Focus su sicurezza, lavoro migrante, sostegno a piccole imprese al centro del secondo quinquennio del “Tavolo Vino-Lavoro” Equalitas
Equalitas ha aperto il secondo quinquennio del “Tavolo Vino-Lavoro”, indicando nella tutela dei lavoratori vulnerabili, nella sicurezza, nel sostegno alle piccole imprese e nel coinvolgimento delle nuove generazioni le priorità per la filiera vitivinicola italiana. La nuova fase è partita il 9 luglio al Chiostro della Fortezza di Montepulciano (Siena), durante la 17esima edizione del festival “Luci sul Lavoro”.

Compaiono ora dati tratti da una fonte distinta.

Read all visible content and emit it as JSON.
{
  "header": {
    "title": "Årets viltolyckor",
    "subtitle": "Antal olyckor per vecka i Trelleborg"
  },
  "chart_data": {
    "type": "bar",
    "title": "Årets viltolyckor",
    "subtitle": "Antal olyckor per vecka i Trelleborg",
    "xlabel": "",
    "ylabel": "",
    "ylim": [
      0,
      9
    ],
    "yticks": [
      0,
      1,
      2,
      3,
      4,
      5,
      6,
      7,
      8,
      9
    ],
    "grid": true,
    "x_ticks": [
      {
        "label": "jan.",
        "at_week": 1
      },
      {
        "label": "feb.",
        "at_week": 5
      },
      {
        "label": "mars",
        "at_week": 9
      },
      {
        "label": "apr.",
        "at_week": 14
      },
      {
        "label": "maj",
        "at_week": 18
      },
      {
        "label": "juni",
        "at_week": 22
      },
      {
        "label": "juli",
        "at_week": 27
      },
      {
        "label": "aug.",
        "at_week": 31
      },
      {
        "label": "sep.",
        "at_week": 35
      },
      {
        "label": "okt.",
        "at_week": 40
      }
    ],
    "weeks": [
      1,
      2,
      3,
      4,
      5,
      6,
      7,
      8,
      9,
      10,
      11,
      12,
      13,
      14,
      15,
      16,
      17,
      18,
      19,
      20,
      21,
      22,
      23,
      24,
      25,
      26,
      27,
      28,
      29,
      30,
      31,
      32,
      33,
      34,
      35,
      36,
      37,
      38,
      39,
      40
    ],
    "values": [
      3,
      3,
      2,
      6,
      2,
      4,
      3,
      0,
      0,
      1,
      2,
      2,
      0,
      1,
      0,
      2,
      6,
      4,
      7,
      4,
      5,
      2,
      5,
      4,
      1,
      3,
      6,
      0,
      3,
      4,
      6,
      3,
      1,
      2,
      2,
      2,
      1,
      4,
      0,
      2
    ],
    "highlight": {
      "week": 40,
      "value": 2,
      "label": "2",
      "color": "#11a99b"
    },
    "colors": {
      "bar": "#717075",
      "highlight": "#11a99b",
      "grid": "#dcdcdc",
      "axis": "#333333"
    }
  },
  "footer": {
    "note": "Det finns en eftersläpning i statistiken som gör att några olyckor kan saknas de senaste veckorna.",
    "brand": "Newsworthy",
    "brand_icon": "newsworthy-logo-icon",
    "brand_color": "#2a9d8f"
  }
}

Nato nel 2020, il Tavolo ha coinvolto istituzioni, università, imprese, Consorzi di tutela, sindacati, organismi di certificazione e acquirenti internazionali. Nei primi cinque anni ha affrontato la formazione del personale, il lavoro migrante e stagionale, le politiche giovanili, la sicurezza nei distretti vitivinicoli e l’inserimento degli aspetti sociali nell’organizzazione delle aziende.
[…]
Lo standard Equalitas comprende oltre 50 indicatori sociali e occupazionali, dalle pari opportunità al welfare aziendale fino alla responsabilità lungo la filiera. L’ente di normazione, nato nel 2015 da un’iniziativa di Federdoc con la partecipazione di CSQA Certificazioni, Valoritalia, Gambero Rosso e 3AVino, conta più di 500 Cantine certificate, corrispondenti a oltre il 20% della produzione vinicola nazionale.
Nei prossimi anni il Tavolo dovrà affrontare anche l’evoluzione delle norme europee, la verifica delle condizioni di lavoro lungo le catene di fornitura e il contrasto al social washing. Un altro tema sarà l’impatto della transizione digitale sulle attività in vigna e in cantina, insieme con la difficoltà di trovare personale con competenze digitali, agronomiche e ambientali adeguate alle richieste delle aziende.